Plus précisément, j’ai observé que les choix des mots répétés et des champs lexico-énonciatifs de ces éléments accompagnent des montées en tension majoritairement fulgurantes et sur-énoncées pour les premiers écrits, et, au contraire, de la tension argumentée à visée de coopération et de co-énonciation pour les réécritures.

Je complèterai ces observations par le rôle spécifique du figement spécifique à l’écrit par rapport à mes résultats portant sur l’oral230 (Romain, Rey et Pereira, sous presse). En effet, c’est très souvent parce qu’il y a répétition qu’il y a figement et que des unités phraséologiques sont créées au niveau du texte.
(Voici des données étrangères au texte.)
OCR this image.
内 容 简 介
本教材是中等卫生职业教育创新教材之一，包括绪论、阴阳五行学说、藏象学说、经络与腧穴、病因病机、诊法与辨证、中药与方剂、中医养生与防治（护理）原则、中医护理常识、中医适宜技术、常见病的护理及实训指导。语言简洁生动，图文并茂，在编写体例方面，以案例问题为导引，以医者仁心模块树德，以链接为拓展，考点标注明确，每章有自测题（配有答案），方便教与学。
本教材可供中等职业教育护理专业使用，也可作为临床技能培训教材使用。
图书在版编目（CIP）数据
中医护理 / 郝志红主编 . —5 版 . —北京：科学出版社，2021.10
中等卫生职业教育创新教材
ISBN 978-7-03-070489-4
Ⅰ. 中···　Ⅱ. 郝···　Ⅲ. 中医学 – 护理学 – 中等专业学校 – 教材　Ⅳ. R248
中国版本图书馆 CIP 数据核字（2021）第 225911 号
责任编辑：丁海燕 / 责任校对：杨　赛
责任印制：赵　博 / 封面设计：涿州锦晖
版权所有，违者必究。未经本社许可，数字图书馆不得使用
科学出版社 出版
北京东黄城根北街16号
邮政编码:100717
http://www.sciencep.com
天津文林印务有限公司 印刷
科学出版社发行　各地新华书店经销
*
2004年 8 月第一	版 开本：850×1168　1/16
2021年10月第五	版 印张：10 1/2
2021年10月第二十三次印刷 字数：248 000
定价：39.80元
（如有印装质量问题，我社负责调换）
Il s’avère que ces figements ont pour noyau des relationèmes : le maintien du lien relationnel entre destinataire et destinateur se révèle alors déterminé par le choix pertinent de figements au cœur d’une stratégie d’évocation commune. Ainsi j’ai pu observer la présence de redondances de séquences lexicales (polylexicalité du figement) : répétition de séquences syntaxiques à l’identique (subordonnées circonstancielles de condition, « vous + modalisateur » et « nous + verbe d’action »). Ces répétitions, loin d’être perçues comme alourdissant le propos, apportent au lecteur une sécurité relationnelle et s’incluent dans un profil ou usage discursif à dominante argumentative. Ces formulations figées sont constitutives de phrasèmes de relation coopérative voire négociée. Par conséquent, le figement semble permettre de créer du lien entre ce dont on parle (notre message) et le destinataire. Il s’articule avec les relationèmes et de fait avec la politesse linguistique et le travail de ménagement des faces en présence. En cela, il est constitutif d’un véritable marqueur de savoir-faire pragmatique en rédactologie professionnelle. Cela porte à penser la répétition comme outil spécifique de la rédaction professionnelle, ouvrant un champ à la didactique des rédacteurs professionnels.

228 Réclamer un remboursement, faire exécuter un règlement municipal intérieur.

229 Protection des faces, atténuateurs de menace pour la face.